Welp, I did it. I pulled the trigger and started ordering bathroom stuff. I guess once you put something out there on the internet for millions of people to see (or more like 12 people, if you’re me), the pressure to stop talking and start doing increases exponentially (or maybe just slightly, whatever, I’m not good with pressure).
Which is one way of saying, I’m still not actually “doing” anything, unless shopping counts. I clicked “buy” a couple of times on the computer. And made one unsuccessful shopping trip to IKEA, where I learned: never take a toddler to IKEA to buy a bathroom vanity. I came home with $5 worth of brightly colored plastic cups and plates and no bathroom vanity. I was going to order it online but they wanted $75 for shipping and I was like, are you kidding? I am on a $1500 budget for a gut-job bathroom remodel and I live 15 minutes away and you want MONEY to deliver it right to my door?
I somehow managed to make it through the minefield that IKEA has delightfully named the “Marketplace” with only the aforementioned plastic cups and plates, and into the bathroom section, only to find that the tags on the sink and vanity I had planned to pick up said “Contact staff for purchase and information,” rather than simply listing the self-serve bay area where I had hoped to, you know, self-serve and GTFO. I looked around and saw no staff to contact.
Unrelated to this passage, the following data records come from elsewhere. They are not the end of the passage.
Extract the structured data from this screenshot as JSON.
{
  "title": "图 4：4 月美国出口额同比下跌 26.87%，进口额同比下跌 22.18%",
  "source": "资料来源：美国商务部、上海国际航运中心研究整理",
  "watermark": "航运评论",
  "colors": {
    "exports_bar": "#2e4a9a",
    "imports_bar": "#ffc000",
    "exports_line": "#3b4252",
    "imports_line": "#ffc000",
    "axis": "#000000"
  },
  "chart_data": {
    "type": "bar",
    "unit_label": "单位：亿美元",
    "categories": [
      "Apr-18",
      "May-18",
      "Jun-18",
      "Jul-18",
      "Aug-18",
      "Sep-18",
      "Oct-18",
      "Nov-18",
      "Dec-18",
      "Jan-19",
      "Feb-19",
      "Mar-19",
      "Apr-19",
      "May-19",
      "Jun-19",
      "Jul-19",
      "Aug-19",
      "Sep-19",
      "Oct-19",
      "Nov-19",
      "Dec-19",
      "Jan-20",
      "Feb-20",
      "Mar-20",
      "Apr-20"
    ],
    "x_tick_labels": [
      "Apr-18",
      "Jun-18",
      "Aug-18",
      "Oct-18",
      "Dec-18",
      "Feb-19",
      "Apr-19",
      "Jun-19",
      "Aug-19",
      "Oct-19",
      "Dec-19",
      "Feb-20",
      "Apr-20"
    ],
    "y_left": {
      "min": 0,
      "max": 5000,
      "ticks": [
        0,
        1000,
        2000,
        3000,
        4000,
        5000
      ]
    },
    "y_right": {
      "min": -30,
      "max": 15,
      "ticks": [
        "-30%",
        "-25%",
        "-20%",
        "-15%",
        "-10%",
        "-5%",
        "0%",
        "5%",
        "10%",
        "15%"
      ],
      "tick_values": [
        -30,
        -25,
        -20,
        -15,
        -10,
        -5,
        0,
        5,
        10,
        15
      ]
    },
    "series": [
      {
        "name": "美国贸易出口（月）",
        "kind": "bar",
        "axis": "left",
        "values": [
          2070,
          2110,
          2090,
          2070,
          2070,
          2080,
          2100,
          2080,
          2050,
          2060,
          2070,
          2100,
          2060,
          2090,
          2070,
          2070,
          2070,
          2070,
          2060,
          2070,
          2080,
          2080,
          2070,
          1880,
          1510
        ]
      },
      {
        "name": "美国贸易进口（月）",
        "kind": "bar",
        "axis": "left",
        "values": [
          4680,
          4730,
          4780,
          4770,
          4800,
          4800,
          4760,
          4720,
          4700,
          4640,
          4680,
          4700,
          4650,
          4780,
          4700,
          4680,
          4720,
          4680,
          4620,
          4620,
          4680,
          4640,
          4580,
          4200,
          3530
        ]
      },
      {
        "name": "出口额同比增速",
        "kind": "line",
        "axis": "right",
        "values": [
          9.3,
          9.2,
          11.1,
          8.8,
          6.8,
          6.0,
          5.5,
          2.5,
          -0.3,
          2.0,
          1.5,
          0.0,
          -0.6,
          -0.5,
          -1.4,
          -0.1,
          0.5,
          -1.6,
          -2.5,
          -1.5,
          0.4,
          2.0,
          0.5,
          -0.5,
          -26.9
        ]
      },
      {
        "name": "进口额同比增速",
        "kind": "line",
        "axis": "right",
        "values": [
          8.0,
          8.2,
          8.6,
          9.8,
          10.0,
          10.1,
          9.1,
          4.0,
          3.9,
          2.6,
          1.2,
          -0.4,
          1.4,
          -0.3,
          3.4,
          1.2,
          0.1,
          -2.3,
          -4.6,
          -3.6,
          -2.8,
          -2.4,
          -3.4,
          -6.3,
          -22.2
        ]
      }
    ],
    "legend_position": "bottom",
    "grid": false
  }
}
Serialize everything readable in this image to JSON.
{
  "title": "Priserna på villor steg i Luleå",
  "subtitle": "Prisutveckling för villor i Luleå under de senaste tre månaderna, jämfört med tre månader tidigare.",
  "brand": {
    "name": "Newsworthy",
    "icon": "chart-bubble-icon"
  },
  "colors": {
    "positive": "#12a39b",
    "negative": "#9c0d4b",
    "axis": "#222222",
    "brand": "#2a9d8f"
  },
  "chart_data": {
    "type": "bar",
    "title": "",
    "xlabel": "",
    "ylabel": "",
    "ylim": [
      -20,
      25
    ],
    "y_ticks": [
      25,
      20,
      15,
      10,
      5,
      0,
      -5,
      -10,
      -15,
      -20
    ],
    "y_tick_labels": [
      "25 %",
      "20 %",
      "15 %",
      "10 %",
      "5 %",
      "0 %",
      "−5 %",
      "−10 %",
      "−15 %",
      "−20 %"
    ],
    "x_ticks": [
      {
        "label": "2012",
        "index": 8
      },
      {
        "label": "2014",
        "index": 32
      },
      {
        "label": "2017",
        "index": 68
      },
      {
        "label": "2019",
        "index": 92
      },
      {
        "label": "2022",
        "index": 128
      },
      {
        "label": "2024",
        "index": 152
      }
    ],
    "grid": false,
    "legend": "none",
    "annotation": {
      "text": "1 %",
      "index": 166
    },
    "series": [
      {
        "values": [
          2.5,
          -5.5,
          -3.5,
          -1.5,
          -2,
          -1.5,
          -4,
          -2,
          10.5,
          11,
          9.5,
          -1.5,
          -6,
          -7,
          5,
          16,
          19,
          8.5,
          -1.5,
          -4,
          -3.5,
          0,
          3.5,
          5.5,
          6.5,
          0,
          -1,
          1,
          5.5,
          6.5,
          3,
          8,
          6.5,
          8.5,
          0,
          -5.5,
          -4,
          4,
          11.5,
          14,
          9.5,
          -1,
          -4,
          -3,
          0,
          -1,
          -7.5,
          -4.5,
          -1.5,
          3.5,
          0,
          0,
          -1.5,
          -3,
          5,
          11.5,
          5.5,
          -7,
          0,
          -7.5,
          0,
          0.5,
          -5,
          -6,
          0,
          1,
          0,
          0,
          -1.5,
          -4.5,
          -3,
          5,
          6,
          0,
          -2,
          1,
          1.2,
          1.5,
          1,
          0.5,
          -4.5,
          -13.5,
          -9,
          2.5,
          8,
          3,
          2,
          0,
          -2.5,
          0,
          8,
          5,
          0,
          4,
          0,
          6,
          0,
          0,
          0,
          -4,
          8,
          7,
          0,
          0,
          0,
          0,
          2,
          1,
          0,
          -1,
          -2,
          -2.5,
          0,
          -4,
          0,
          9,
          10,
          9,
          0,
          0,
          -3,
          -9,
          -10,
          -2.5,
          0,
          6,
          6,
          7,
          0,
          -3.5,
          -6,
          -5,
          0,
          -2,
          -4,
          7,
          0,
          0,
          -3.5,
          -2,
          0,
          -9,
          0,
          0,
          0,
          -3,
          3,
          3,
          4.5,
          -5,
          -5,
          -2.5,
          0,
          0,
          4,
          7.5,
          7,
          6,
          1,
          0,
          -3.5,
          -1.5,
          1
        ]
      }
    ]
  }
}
The tags on the faucets I wanted said “This item is available in BATHROOM.” I looked around BATHROOM – which I assumed was where I was standing – and saw no faucets packaged for purchase. Meanwhile, my kid is dragging a plastic step stool from one display to the next, trying out all the faucets and getting increasingly upset that no water is coming out, and I have to pee and am surrounded by toilets that say “for display purposes only.”
$75 for delivery?! I will give you $200 if I never have to set foot in an IKEA ever again.
Anyhoo. Assuming that I do, at some point, manage to procure a sink and vanity, here’s what I have planned so far:
The overarching decor theme I’m going for is “traditional with a modern twist,” and also, more importantly,”cheap but nicer than it was.” We’ll be replacing the vinyl floor with different vinyl floor (faux-marble instead of pink-and-gray-swirl!), and the wallboard with different wallboard (faux-beadboard instead of pink-and-gray-swirl!). My sensibilities cry out for ALL THE TILE but my budget says, “this will not be your house for much longer, get over it.”
I satisfied my need for bling with a vanity light that appears to be encrusted with rhinestones and yet, somehow, cost less than $100. I didn’t consult with Chris, and when it arrived on our doorstep I made him watch me unpack it with great fanfare, so that I could see his reaction because of course he was going to think it was as awesome as I thought it was.
He said, and I quote: “Huh. I don’t know if I would have gone with sparkly.”
I said, “You say sparkly like it’s a bad thing.”
He said, “I guess it’s better than the one we have, right?”
Dear god, yes. Of course it’s better than the one we have. Could you set the bar any lower?
In the 11 years we’ve lived in this house, that light fixture has never had more than 3 working bulbs in it at a time. Intentionally. I used to think it was so that we didn’t burn our retinas out every time we turned it on, until Chris informed me that it was to save electricity. Why pay to light 6 bulbs when 3 will do? I’ll put the $6 we saved over the last 11 years toward the price of the new light fixture.
Speaking of saving money, do you guys remember when I customized the millwork in Rowan’s room and what a great idea that was? And when I say “great,” I mostly mean it sarcastically? I wasn’t going to do that here in this bathroom remodel, because, you know, time and money. Mostly time. But I priced out trim and it was literally the most expensive line item in the budget. So before I presented the budget to Chris, I spent quite a bit of time convincing myself that I could live with the bowed and twisted pine 1×4’s and 1×6’s that currently serve as our casings, because I knew Chris would not agree to spend that much money on such a small detail. In my heart I knew they looked like shit and although a potential buyer probably would NOT notice new casings, they probably WOULD notice the shitty old ones. Plus I really wanted new ones. I would totally spend time and money that we don’t really have, despite any lessons I should have learned the last time I customized moldings. What I needed was someone to tell me “no,” and I knew Chris would be my guy.
And then we sat down to discuss the budget and before I even opened up the spreadsheet I had prepared, he said, “We should probably replace the casings around the door and window in there, huh?”
This is my happy face.
Now I’ve got a box of casing in my basement that needs to be resized (I’ll refer you again to this post). And then it’ll have to be painted, along with a box of baseboard and a box of shoe molding and a box of wainscot cap.
At least I’ll have plenty to do while we wait for the stars to align and present us with three days in a row during which neither Chris nor I have to work, and friends and family are available to take the kid off our hands. July isn’t looking good, so maybe early August, but Chris doesn’t get his work schedule until July 20th. So I guess I’ll just sit here and get more pregnant while we wait.